Her body was lean and muscular. Not from exercise, mind you, but from the terror of life. The constant flexing of muscles, so much so that you could see her six-pack. She looked like a cat that had been thrown out on the street. Hair big and fluffy, body lean and strong, carrying the shame with her everywhere she went. Dirty and stinking. Not much of a sight. She had no problems picking up men though. Men as lost as she was herself. There where half-wits, there where alcoholics, there where even one who ate candy till he threw up. He was on a constant sugar high, while she was on a constant low. They didn’t fit. She didn’t know they had to.
She started dividing up her personality into three parts. There was the child always crying for fun and attention. There was the responsible one who dreamt of a career. Then there was the mad and angry woman below the surface, always below the surface. I don’t know what good this did her, but she had read “The Face of Eva” years before and was sure this was the key; the answer to Freud’s riddle.
Everyone cried for therapy. She had to go to therapy, as if that would make any significant difference.
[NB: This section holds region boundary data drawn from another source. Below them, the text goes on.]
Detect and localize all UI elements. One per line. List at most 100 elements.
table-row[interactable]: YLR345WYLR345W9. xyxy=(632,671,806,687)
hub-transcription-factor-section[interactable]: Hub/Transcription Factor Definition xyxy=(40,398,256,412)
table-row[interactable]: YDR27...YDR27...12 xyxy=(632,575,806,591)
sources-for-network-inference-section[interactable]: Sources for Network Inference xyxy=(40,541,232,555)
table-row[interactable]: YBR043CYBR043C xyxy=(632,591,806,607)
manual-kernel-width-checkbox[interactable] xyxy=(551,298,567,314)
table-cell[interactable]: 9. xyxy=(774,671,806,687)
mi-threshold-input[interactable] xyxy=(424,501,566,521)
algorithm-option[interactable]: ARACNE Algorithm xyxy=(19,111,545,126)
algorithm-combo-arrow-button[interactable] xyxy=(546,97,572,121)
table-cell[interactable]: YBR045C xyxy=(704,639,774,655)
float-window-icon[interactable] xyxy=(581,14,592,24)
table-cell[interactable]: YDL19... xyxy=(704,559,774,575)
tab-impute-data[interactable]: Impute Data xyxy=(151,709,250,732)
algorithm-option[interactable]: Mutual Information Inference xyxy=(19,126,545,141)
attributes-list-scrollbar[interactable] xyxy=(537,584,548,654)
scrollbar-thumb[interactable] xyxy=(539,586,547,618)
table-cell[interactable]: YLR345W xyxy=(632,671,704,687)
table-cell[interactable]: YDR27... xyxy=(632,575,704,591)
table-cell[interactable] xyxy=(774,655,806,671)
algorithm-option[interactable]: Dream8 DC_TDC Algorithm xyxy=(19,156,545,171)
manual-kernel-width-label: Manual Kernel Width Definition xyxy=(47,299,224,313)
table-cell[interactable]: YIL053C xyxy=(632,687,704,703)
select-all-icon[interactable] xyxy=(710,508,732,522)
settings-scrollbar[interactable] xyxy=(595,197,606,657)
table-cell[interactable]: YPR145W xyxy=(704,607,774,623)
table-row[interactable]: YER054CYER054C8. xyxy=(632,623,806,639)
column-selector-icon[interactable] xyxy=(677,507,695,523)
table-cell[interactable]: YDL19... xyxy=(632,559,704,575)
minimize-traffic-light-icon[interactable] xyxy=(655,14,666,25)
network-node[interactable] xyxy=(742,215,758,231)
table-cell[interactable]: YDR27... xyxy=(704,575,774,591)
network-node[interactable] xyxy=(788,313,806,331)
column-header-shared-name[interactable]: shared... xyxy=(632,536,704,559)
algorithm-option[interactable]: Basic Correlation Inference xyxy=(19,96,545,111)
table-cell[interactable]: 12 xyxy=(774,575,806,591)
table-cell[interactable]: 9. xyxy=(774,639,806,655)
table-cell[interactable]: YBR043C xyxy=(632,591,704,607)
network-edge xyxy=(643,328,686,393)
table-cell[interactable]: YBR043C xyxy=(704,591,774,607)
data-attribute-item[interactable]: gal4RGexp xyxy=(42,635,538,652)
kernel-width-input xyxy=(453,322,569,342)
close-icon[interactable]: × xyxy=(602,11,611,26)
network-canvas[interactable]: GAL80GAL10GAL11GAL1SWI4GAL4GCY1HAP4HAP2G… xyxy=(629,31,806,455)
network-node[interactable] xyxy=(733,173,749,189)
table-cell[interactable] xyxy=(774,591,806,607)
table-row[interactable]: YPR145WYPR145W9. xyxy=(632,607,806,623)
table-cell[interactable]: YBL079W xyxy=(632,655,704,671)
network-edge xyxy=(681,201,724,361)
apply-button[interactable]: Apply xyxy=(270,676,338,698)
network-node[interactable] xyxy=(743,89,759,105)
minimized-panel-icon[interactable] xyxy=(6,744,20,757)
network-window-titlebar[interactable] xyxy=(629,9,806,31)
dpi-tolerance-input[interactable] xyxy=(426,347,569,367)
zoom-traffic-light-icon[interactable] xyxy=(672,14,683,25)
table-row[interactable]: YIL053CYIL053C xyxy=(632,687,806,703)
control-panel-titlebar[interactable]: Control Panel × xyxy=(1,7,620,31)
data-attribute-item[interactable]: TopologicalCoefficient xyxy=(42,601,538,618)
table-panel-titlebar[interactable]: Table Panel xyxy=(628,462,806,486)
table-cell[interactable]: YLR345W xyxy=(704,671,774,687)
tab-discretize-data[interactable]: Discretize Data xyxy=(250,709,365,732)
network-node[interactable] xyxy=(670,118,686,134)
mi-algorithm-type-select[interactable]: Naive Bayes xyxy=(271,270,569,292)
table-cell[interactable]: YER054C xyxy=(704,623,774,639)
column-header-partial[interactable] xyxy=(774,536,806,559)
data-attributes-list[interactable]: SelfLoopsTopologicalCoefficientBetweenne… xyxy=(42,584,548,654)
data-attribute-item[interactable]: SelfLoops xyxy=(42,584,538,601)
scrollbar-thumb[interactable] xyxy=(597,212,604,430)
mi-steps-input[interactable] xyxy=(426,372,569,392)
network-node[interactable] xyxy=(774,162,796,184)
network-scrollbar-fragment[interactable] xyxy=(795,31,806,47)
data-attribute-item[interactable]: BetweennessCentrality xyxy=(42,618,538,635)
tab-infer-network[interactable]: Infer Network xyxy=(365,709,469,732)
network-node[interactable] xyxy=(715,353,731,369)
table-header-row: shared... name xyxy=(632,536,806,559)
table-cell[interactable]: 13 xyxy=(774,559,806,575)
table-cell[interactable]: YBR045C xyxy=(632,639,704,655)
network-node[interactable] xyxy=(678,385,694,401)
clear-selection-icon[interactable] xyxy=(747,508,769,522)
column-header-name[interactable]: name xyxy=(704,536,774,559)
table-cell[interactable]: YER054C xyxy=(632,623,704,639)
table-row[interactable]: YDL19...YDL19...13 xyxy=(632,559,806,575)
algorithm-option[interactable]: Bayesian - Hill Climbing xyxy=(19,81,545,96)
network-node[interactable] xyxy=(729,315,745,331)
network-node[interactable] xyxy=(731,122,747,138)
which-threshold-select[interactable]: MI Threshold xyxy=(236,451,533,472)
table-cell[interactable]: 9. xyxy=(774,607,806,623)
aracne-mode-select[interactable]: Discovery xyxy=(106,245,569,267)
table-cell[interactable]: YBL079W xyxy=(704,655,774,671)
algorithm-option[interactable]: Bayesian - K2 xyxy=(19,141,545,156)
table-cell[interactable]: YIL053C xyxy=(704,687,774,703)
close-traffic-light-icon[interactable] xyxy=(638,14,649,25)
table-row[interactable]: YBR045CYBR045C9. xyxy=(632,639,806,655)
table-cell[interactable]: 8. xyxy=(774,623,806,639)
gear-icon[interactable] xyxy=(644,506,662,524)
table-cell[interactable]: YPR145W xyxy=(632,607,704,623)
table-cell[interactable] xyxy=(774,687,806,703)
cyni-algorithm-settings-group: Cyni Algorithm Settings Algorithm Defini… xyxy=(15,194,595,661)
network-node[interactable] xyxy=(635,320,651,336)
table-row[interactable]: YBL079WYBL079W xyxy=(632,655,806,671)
In fact it did. She had one nurse after the other, one doctor after the other. She even started to believe therapy would do the trick. So she got addicted to it. Seeing them. Hearing them talk, of politics, of their divorce, of their schooling. One even fell asleep during the consultation. But this was the key. They told her many things about herself. Like that she had melancholia, that she had to get a job, that she had to come and listen to them talk. It made her worse. It made her madder then if she’d been poisoned by mercury. Why in heavens name do they let sane people help the insane? As if they have any insight. What is it they want to teach? Normality? And is this the selected method? So the girl failed again, this time with therapy.
In the end she ended up in a hospital ward for the mentally unstable. For the first time in her life she felt normal. This was a blessing out of nowhere.
And this is what the mad girl, sitting in her office looking at her life realized. She didn’t belong there, in her well organized office. She didn’t belong out in the streets. She didn’t belong in her home. She belonged in a hospital. A smoking hospital, mind you.